Foto: Peserta tampil saat acara Tong-tongklek beberapa tahun lalu (Mondes/Supriyanto) REMBANG – Mondes.co.id | Kerinduan masyarakat Rembang terhadap suara bambu yang dipukul berirama, akan segera terobati.
Pemerintah Kabupaten Rembang resmi memastikan bahwa Lomba Tong Tong Klek Tradisional 2026 akan kembali digelar dengan konsep parade arak-arakan keliling yang ikonik.
Ajang ini bukan sekadar lomba, melainkan simbol perlawanan terhadap gempuran modernisasi demi menjaga identitas asli “Kota Garam”.
Wakil Bupati Rembang, Hanies Cholil Barro’ (Gus Hanies), menegaskan bahwa tradisi ini adalah nyawa dari suasana Ramadan di Rembang.
Koordinasi lintas sektoral pun kini tengah digodok matang, demi menjamin keamanan dan kenyamanan penonton.
”Ini adalah warisan budaya yang harus terus kita jaga. Tradisi seperti tong tong klek menjadi identitas daerah yang tidak boleh hilang oleh arus modernisasi,” tegas Gus Hanies.
Kepala Dinas Kebudayaan dan Pariwisata (Dinbudpar) Rembang, Prapto Raharjo, mengungkapkan bahwa acara tahun ini dikemas lebih berkualitas, berkaca dari antusiasme luar biasa tahun lalu.
Acara ini akan digelar pada Selasa (17/3/2026) malam.
Dipilih 3-4 hari menjelang Lebaran agar para pemudik yang baru tiba, bisa langsung mencicipi kemeriahan kampung halaman.
Adapun titik start yakni Perempatan Zaini (antrean mengular ke arah barat).

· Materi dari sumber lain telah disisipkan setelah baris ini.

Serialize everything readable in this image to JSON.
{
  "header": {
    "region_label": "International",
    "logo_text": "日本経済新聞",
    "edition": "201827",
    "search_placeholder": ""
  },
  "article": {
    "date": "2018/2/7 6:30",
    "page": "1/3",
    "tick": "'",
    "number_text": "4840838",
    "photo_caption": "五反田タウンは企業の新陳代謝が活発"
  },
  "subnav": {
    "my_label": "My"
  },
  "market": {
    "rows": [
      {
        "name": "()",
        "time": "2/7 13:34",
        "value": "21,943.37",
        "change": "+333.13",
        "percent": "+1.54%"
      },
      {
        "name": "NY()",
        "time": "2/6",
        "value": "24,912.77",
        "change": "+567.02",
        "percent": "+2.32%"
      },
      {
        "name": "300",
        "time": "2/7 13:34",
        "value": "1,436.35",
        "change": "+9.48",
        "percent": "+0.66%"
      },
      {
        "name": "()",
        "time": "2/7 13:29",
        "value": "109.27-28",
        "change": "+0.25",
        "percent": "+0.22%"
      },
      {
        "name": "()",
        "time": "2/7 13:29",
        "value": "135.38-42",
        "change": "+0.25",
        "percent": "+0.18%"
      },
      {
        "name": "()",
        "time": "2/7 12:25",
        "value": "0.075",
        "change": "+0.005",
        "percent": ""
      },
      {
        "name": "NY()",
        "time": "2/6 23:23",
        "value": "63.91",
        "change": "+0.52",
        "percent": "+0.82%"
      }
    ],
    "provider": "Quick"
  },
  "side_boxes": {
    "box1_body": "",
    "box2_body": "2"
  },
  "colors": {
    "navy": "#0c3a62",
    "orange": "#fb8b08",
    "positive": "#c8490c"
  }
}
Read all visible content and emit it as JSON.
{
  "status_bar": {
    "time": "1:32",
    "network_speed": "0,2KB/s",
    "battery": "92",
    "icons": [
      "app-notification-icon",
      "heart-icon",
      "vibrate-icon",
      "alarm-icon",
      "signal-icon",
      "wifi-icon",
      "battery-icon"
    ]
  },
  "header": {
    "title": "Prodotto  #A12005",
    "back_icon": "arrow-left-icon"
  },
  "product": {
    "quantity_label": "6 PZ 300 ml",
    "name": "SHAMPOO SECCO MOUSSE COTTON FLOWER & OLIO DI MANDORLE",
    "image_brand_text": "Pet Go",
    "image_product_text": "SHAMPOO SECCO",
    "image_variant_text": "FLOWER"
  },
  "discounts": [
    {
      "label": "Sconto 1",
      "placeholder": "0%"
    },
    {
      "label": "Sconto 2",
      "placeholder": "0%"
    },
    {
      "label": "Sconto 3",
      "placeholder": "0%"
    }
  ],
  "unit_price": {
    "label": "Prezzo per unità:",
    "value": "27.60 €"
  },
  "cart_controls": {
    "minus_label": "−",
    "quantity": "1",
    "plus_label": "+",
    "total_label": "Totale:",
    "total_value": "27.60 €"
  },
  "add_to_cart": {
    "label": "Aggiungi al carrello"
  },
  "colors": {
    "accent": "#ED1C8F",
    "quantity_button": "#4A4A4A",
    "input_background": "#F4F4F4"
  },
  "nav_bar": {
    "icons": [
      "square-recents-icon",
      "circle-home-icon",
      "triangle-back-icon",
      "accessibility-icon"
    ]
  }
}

Sedangkan panggung utama yang menjadi pusat penilaian juri berada di lokasi strategis jantung kota.
Kemudian untuk titik finish berada di Gedung Haji Rembang.
Agar pertunjukan tetap tertib dan estetik, panitia memberlakukan aturan main yang tegas bagi para peserta.
Kuota peserta hanya untuk 25 kelompok terbaik.
Juga menggunakan jenis kendaraan khusus, yakni wajib menggunakan unit sejenis L300.
Para peserta dilarang menggunakan kendaraan besar seperti truk tronton masuk barisan parade, demi menjaga kelancaran arus lalu lintas.
Penilaian juri tahun ini akan sangat selektif, menitikberatkan pada kreativitas aransemen musik, kekompakan tim, hingga estetika penampilan di atas panggung.
”Kita ingin tong tong klek ini benar-benar menjadi kebanggaan Rembang. Tradisinya hidup, masyarakatnya guyub, dan generasi muda ikut melestarikan,” pungkas Prapto Raharjo.